In fact, these were provocations aimed at pushing Germany against the USSR. Churchill did not "warn" the USSR, but suggested by default to strike at Germany. Like, the moment is convenient - Hitler is connected with the struggle with England, you can open a second front and defeat the Third Reich. However, Stalin did not fall for these provocations. Otherwise, the USSR would have looked like the entire world community as an aggressor who attacked Germany.

Churchill's actions during the Great Patriotic War, when England was forced to enter into an alliance with the USSR, confirmed his reputation as an enemy of Russia. The head of Britain promised Stalin to open a second front in the winter of 1941. However, instead of a real operation, he arranged an adventurous landing near the port of Dieppe in northern France in August 1942. German troops easily defeated the ill-prepared landing party. The operation cost the Canadians and British about 4 thousand soldiers killed and captured. By sacrificing several thousand people, Churchill was able to persuade Stalin to fight Hitler alone. They say that the operation is very complicated and difficult to prepare.

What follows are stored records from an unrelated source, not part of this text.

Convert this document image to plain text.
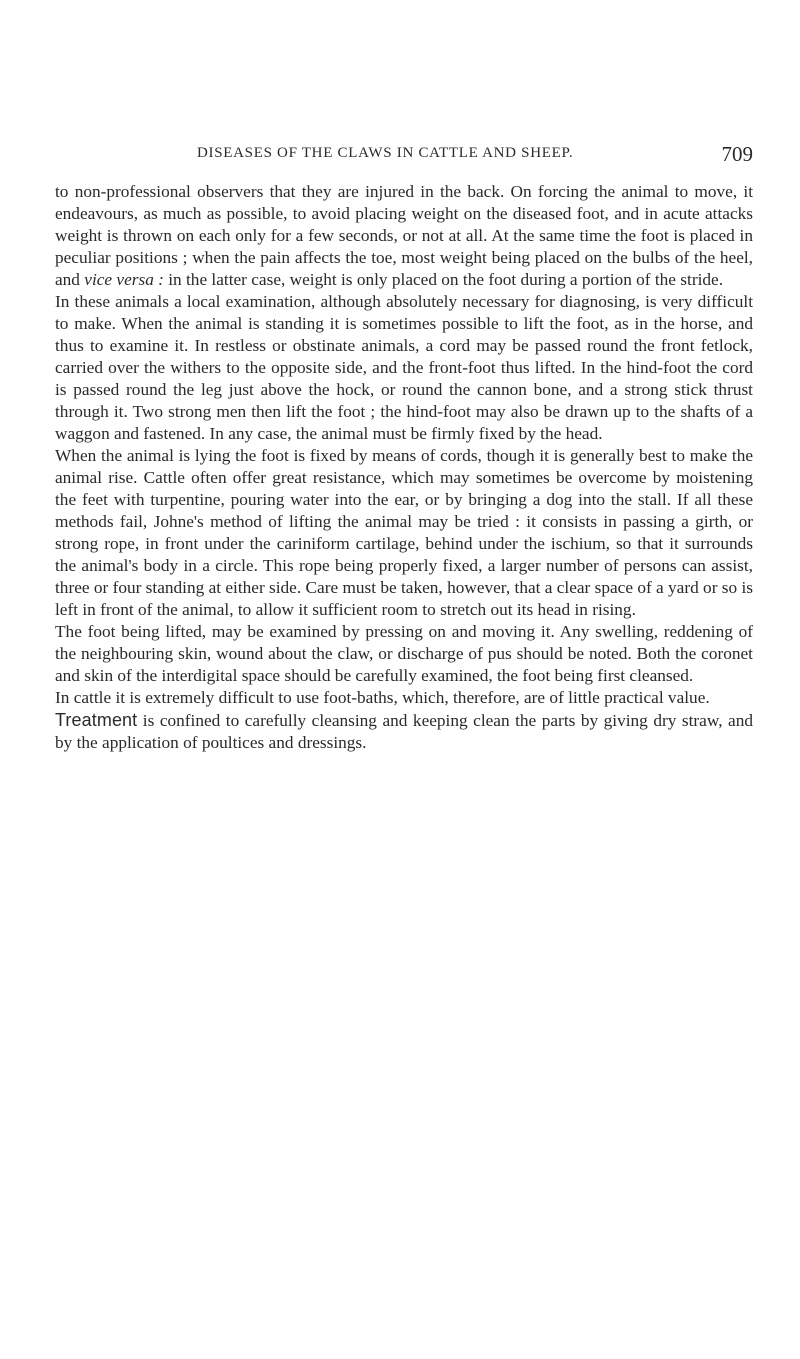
DISEASES OF THE CLAWS IN CATTLE AND SHEEP.	709

to non-professional observers that they are injured in the back. On forcing the animal to move, it endeavours, as much as possible, to avoid placing weight on the diseased foot, and in acute attacks weight is thrown on each only for a few seconds, or not at all. At the same time the foot is placed in peculiar positions ; when the pain affects the toe, most weight being placed on the bulbs of the heel, and vice versa : in the latter case, weight is only placed on the foot during a portion of the stride.

In these animals a local examination, although absolutely necessary for diagnosing, is very difficult to make. When the animal is standing it is sometimes possible to lift the foot, as in the horse, and thus to examine it. In restless or obstinate animals, a cord may be passed round the front fetlock, carried over the withers to the opposite side, and the front-foot thus lifted. In the hind-foot the cord is passed round the leg just above the hock, or round the cannon bone, and a strong stick thrust through it. Two strong men then lift the foot ; the hind-foot may also be drawn up to the shafts of a waggon and fastened. In any case, the animal must be firmly fixed by the head.

When the animal is lying the foot is fixed by means of cords, though it is generally best to make the animal rise. Cattle often offer great resistance, which may sometimes be overcome by moistening the feet with turpentine, pouring water into the ear, or by bringing a dog into the stall. If all these methods fail, Johne's method of lifting the animal may be tried : it consists in passing a girth, or strong rope, in front under the cariniform cartilage, behind under the ischium, so that it surrounds the animal's body in a circle. This rope being properly fixed, a larger number of persons can assist, three or four standing at either side. Care must be taken, however, that a clear space of a yard or so is left in front of the animal, to allow it sufficient room to stretch out its head in rising.

The foot being lifted, may be examined by pressing on and moving it. Any swelling, reddening of the neighbouring skin, wound about the claw, or discharge of pus should be noted. Both the coronet and skin of the interdigital space should be carefully examined, the foot being first cleansed.

In cattle it is extremely difficult to use foot-baths, which, therefore, are of little practical value.

Treatment is confined to carefully cleansing and keeping clean the parts by giving dry straw, and by the application of poultices and dressings.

Behind Russia's back, London continued to weave spider webs. The British prime minister tried to destroy the emerging understanding between Stalin and Roosevelt. Churchill dreamed of opening the Balkan Front to cut off Soviet troops from Central Europe. The battle for Stalingrad and the Caucasus was still going on, when Churchill, in his memorandum to the members of the British War Cabinet, noted: “All my thoughts are directed primarily to Europe, as the progenitor of modern nations and civilization. A terrible catastrophe would have occurred if Russian barbarism had destroyed the culture and independence of the ancient European states."

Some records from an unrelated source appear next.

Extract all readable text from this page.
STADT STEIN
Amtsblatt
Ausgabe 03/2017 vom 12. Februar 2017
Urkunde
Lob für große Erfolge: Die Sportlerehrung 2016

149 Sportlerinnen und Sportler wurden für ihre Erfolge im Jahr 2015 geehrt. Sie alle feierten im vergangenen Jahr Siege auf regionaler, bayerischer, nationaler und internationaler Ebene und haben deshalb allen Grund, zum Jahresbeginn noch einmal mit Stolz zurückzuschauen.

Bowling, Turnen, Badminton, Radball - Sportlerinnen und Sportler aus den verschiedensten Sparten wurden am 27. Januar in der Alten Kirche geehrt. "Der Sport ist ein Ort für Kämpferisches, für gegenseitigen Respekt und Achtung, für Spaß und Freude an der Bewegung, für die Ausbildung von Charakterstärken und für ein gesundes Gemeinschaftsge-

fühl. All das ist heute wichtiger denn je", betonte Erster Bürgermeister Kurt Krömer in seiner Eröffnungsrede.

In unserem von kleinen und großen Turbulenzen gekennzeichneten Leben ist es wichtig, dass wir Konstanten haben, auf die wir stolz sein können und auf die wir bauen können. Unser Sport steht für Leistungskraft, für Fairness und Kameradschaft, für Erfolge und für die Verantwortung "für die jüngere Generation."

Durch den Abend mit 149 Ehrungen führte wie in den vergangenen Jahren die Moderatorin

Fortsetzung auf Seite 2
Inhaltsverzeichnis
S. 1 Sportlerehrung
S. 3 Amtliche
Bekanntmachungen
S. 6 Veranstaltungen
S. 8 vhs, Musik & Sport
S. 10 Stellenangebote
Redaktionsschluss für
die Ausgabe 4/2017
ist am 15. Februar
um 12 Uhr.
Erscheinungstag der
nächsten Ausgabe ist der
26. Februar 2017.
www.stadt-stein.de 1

Even during the war with Germany, the Anglo-Saxons worked out the issue of collusion with Germany (for this they planned to eliminate Hitler and negotiate with his successors). Germany had to dissolve the Western Front and turn all forces against the USSR. The Allies landed in France, the Germans gave them a corridor to the Eastern Front so that the Allied forces would occupy most of Europe. In May 1945, Churchill secretly ordered the War Cabinet's Joint Planning Staff to prepare a plan for a war with the Soviet Union. On May 22, 1945, the "Unthinkable" plan was prepared. With the first surprise blow, the Allies planned to destroy the Soviet troops in Germany. The operation was supposed to accept a half-million army, which was supposed to be supported by the remnants of the Wehrmacht. For this, even before the end of the war, when the Germans surrendered en masse, they were not disbanded from the compound, but together with the officers were kept in camps. And the weapons were stored in order to distribute them to the Germans at the right time. It was planned that the war against the USSR would begin on July 1, 1945. Churchill dreamed of defeating the Soviet Union, weakened by the war, as he believed, and subordinating it to the will of Britain and the United States.

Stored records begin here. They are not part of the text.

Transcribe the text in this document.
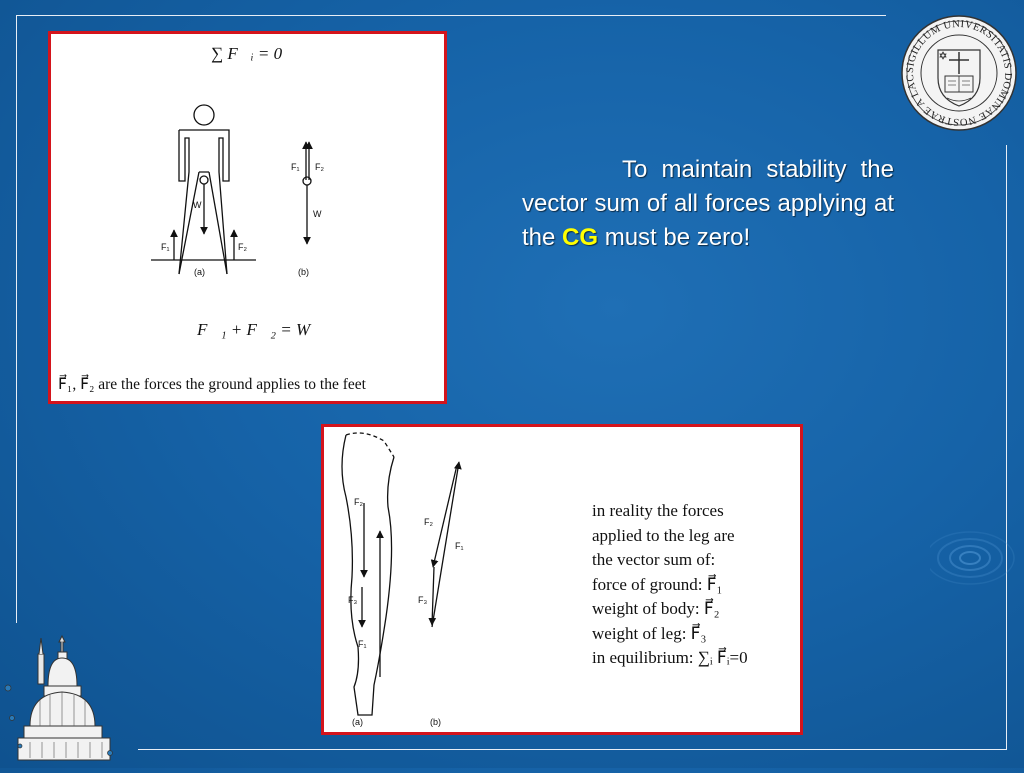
SIGILLUM UNIVERSITATIS DOMINAE NOSTRAE A LAC
To maintain stability the vector sum of all forces applying at the CG must be zero!
∑ F⃗ᵢ = 0
W
F₁	F₂
F₁ F₂
W
(a)	(b)
F⃗₁ + F⃗₂ = W
F⃗₁, F⃗₂ are the forces the ground applies to the feet
F₂
F₃
F₁
F₂
F₁
F₃
(a)	(b)
in reality the forces
applied to the leg are
the vector sum of:
force of ground: F⃗₁
weight of body: F⃗₂
weight of leg: F⃗₃
in equilibrium: ∑ᵢ F⃗ᵢ=0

However, all of Churchill's plans - an allied invasion of the Balkans, a separate peace with Hitler and Operation Unthinkable - were never realized. Moscow canceled all the plans of the Anglo-Saxons. So, having learned in advance about the plans of the “allies, Stalin ordered the regrouping of the troops so that they were ready to repel the treacherous blow. On June 29, 1945, Soviet troops took up more advantageous positions and prepared to repel the strike. Therefore, the Western allies had to abandon the offensive. In addition, the Soviet Union made public information about the non-disbanded units of the Wehrmacht, and Churchill disbanded the German army.